L’union nationale face à la pandémie
Si certains députés ont exprimé leurs craintes de voir le gouvernement dévier du principal objectif de cette délégation de pouvoirs, qui n’est autre que la lutte contre le coronavirus, d’autres ont souligné la nécessité de combattre ce virus dans le cadre de l’union nationale. En effet, les présidents des blocs parlementaires ont convenu lors de cette plénière que l’étape actuelle nécessite une union nationale ainsi que l’unification des positions pour faire face à la pandémie de coronavirus.
Jeudi dernier, un accord a été trouvé, rappelons-le, entre les représentants du gouvernement et les chefs des blocs parlementaires portant sur la délégation de certains pouvoirs législatifs à Elyes Fakhfakh après avoir rectifié des points et apporté des modifications relatives aux domaines d’application de ces prérogatives législatives ainsi que la durée de la délégation de pouvoir qui s’étalera désormais sur deux mois. Cet accord a largement facilité l’adoption, hier, de ce projet de loi.
La commission du règlement intérieur, de l’immunité, des lois parlementaires et des lois électorales avait pour sa part approuvé fin mars 2020 la version finale de ce projet de loi qui va permettre au gouvernement de promulguer des décrets-lois en vue de lutter contre la propagation du Covid-19 et, par là même, faire face aux conséquences de cette pandémie.
Une meilleure gestion de la crise
Le projet de loi, proposé par le gouvernement et soumis au parlement le 25 mars dernier, vise à mieux gérer la crise en accélérant la promulgation de décrets-lois visant à lutter contre la pandémie de coronavirus et à tenter de limiter ses répercussions, en hâtant la mise en place des mesures nécessaires, notamment en ce qui concerne le dédommagement des citoyens et entreprises lourdement impactés.
L’article 70 de la Constitution habilite le chef du gouvernement à légiférer, pendant un délai de deux mois, par ordonnances. Il dispose que «l’Assemblée des représentants du peuple peut, aux trois cinquièmes de ses membres, habiliter par une loi le chef du gouvernement, pour une période ne dépassant pas deux mois et, en vue d’un objectif déterminé, à prendre des décrets-lois dans le domaine relevant de la loi. A l’expiration de cette période, ces décrets-lois sont soumis à l’approbation de l’Assemblée».

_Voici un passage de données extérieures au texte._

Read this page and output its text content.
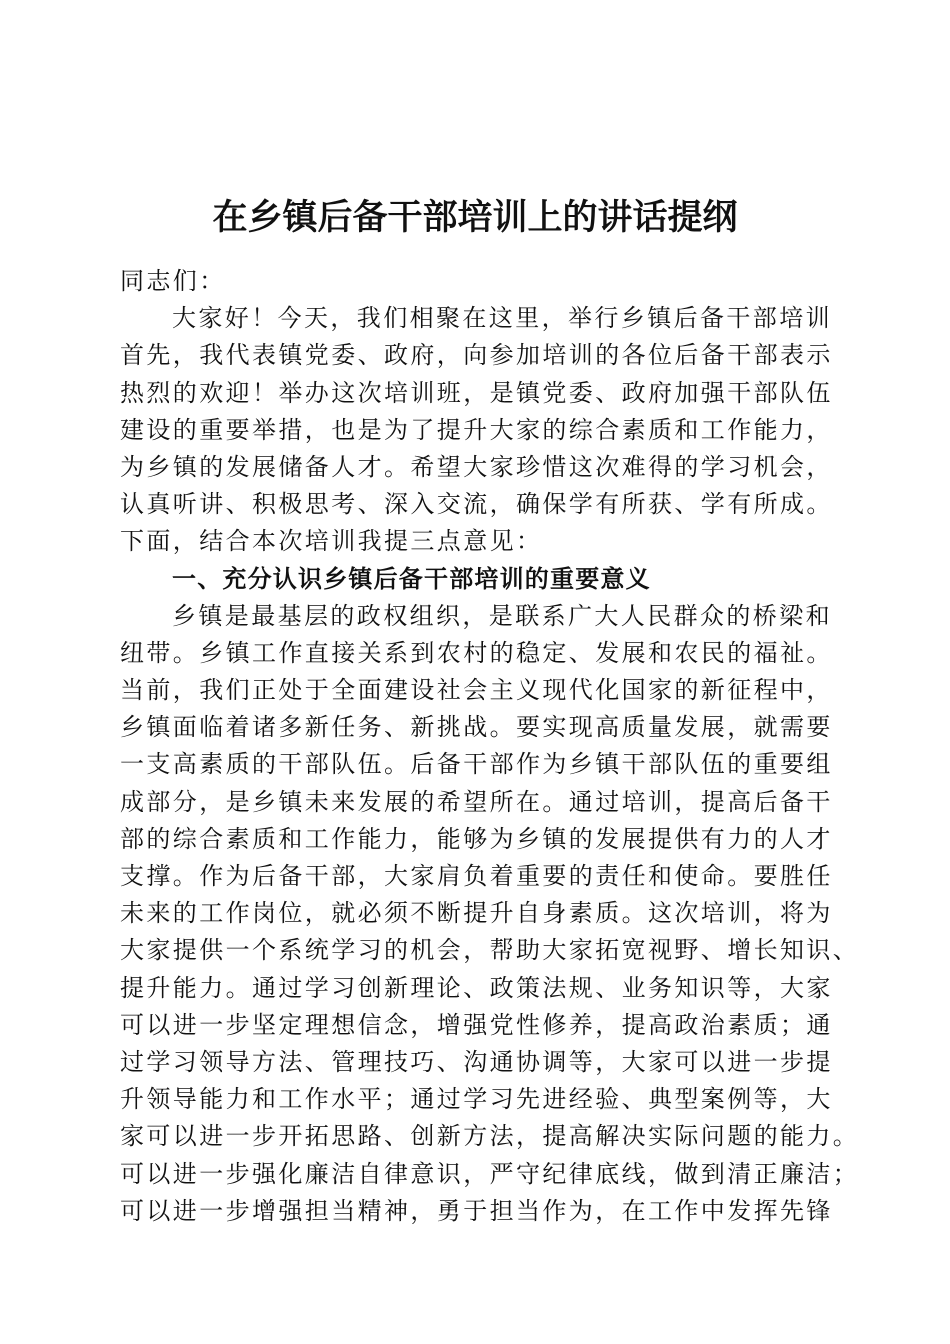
在乡镇后备干部培训上的讲话提纲
同志们：
大家好！今天，我们相聚在这里，举行乡镇后备干部培训
首先，我代表镇党委、政府，向参加培训的各位后备干部表示
热烈的欢迎！举办这次培训班，是镇党委、政府加强干部队伍
建设的重要举措，也是为了提升大家的综合素质和工作能力，
为乡镇的发展储备人才。希望大家珍惜这次难得的学习机会，
认真听讲、积极思考、深入交流，确保学有所获、学有所成。
下面，结合本次培训我提三点意见：
一、充分认识乡镇后备干部培训的重要意义
乡镇是最基层的政权组织，是联系广大人民群众的桥梁和
纽带。乡镇工作直接关系到农村的稳定、发展和农民的福祉。
当前，我们正处于全面建设社会主义现代化国家的新征程中，
乡镇面临着诸多新任务、新挑战。要实现高质量发展，就需要
一支高素质的干部队伍。后备干部作为乡镇干部队伍的重要组
成部分，是乡镇未来发展的希望所在。通过培训，提高后备干
部的综合素质和工作能力，能够为乡镇的发展提供有力的人才
支撑。作为后备干部，大家肩负着重要的责任和使命。要胜任
未来的工作岗位，就必须不断提升自身素质。这次培训，将为
大家提供一个系统学习的机会，帮助大家拓宽视野、增长知识、
提升能力。通过学习创新理论、政策法规、业务知识等，大家
可以进一步坚定理想信念，增强党性修养，提高政治素质；通
过学习领导方法、管理技巧、沟通协调等，大家可以进一步提
升领导能力和工作水平；通过学习先进经验、典型案例等，大
家可以进一步开拓思路、创新方法，提高解决实际问题的能力。
可以进一步强化廉洁自律意识，严守纪律底线，做到清正廉洁；
可以进一步增强担当精神，勇于担当作为，在工作中发挥先锋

Le 22 mars dernier, au début de la crise sanitaire et économique provoquée par la propagation du coronavirus, dans une adresse aux Tunisiens, le chef du gouvernement Elyes Fakhfakh avait appelé à l’activation de l’article 70 de la Constitution au regard du contexte sanitaire crucial et exceptionnel que vit le pays. Dans sa dernière interview accordée récemment à la première chaîne nationale, Elyes Fakhfakh a souligné que cette délégation de pouvoirs législatifs vise essentiellement à accélérer les mécanismes de remboursement des sociétés et des citoyens impactés par cette crise, ainsi que la mise en place de mesures et dispositifs de lutte contre le coronavirus.